Apesar do avanço, o Matopiba ainda concentra gargalos estruturais importantes. Logística de escoamento, dependência de corredores como Norte-Sul e Arco Norte, e limitações de armazenagem seguem como pontos críticos que impactam o custo final da produção e a competitividade em relação a regiões tradicionais como Centro-Oeste e Sul.

É nesse cenário que a ampliação da presença da Embrapa ganha peso estratégico. A instituição é responsável por desenvolver tecnologias adaptadas ao Cerrado, como cultivares mais tolerantes a solos ácidos, sistemas de plantio direto e manejo de baixa emissão de carbono, fundamentais para sustentar a expansão agrícola na região.
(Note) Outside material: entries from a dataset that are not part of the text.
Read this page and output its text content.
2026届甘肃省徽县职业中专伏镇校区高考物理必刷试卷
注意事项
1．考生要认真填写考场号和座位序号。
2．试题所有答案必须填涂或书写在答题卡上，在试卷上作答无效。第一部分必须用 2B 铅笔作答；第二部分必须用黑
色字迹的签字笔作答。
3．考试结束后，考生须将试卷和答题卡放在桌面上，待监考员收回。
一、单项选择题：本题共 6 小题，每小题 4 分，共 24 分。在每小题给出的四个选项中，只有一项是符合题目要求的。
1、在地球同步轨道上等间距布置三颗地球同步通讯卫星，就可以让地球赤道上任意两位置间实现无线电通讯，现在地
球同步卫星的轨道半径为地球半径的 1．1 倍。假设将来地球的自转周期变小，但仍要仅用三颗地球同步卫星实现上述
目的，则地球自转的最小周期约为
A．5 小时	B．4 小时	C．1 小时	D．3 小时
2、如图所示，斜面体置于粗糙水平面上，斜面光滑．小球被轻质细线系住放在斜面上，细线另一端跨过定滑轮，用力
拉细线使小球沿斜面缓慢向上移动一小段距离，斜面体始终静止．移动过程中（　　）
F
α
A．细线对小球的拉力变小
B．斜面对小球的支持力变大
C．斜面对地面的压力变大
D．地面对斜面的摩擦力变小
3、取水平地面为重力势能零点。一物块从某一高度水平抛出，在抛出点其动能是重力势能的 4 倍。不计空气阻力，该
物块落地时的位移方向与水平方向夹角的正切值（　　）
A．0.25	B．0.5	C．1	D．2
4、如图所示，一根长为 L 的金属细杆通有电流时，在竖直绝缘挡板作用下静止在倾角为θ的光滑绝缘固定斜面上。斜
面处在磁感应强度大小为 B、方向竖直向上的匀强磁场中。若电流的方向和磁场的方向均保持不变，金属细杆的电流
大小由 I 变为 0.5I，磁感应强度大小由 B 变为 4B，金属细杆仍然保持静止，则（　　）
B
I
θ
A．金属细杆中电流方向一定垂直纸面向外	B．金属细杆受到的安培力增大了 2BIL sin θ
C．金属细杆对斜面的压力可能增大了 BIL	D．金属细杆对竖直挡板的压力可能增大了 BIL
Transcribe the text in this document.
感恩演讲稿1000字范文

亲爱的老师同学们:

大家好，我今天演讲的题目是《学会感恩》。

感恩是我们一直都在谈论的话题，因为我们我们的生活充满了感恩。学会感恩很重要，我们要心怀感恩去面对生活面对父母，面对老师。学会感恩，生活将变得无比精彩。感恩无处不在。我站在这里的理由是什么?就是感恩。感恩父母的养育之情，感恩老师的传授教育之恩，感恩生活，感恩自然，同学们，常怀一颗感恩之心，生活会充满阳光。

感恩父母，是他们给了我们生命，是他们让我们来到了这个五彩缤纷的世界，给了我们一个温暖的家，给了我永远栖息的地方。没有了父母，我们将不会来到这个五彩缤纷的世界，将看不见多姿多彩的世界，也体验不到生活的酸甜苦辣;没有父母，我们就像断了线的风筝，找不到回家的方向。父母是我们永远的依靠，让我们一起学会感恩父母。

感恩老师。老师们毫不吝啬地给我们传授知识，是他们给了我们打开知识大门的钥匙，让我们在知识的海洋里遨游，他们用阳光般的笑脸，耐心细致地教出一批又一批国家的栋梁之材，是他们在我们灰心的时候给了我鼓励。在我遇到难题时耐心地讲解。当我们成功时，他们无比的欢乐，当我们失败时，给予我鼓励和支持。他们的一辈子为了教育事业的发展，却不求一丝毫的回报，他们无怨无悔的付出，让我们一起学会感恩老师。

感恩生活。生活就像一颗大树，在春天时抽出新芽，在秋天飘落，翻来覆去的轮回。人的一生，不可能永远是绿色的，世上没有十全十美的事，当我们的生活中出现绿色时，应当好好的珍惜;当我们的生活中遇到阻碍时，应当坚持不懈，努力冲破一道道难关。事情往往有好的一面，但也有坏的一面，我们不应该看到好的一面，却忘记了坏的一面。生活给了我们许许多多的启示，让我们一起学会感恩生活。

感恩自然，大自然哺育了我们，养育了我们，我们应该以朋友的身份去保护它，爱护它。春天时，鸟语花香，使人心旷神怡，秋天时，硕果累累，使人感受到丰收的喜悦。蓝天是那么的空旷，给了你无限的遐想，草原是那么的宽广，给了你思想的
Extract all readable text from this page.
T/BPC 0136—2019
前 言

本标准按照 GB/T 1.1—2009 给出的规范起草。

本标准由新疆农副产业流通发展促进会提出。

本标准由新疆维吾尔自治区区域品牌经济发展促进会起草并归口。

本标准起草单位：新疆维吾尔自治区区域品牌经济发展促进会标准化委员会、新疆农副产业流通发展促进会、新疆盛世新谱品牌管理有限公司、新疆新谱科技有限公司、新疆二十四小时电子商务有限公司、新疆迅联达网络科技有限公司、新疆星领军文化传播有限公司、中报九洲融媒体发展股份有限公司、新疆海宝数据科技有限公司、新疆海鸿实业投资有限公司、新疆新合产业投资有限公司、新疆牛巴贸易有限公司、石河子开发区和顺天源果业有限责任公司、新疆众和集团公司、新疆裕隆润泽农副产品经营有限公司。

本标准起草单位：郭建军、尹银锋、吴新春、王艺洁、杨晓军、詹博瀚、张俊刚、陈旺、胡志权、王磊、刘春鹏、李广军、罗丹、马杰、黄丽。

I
A nova estrutura no Maranhão deve reforçar esse eixo de pesquisa aplicada, aproximando o desenvolvimento tecnológico das áreas de expansão produtiva, onde o crescimento da agricultura ocorre em ritmo mais acelerado do país.

Na prática, o Matopiba já se consolidou como uma das últimas grandes fronteiras agrícolas ainda em expansão no território nacional, com papel direto na ampliação da oferta de grãos e na sustentação do crescimento das exportações do agronegócio brasileiro.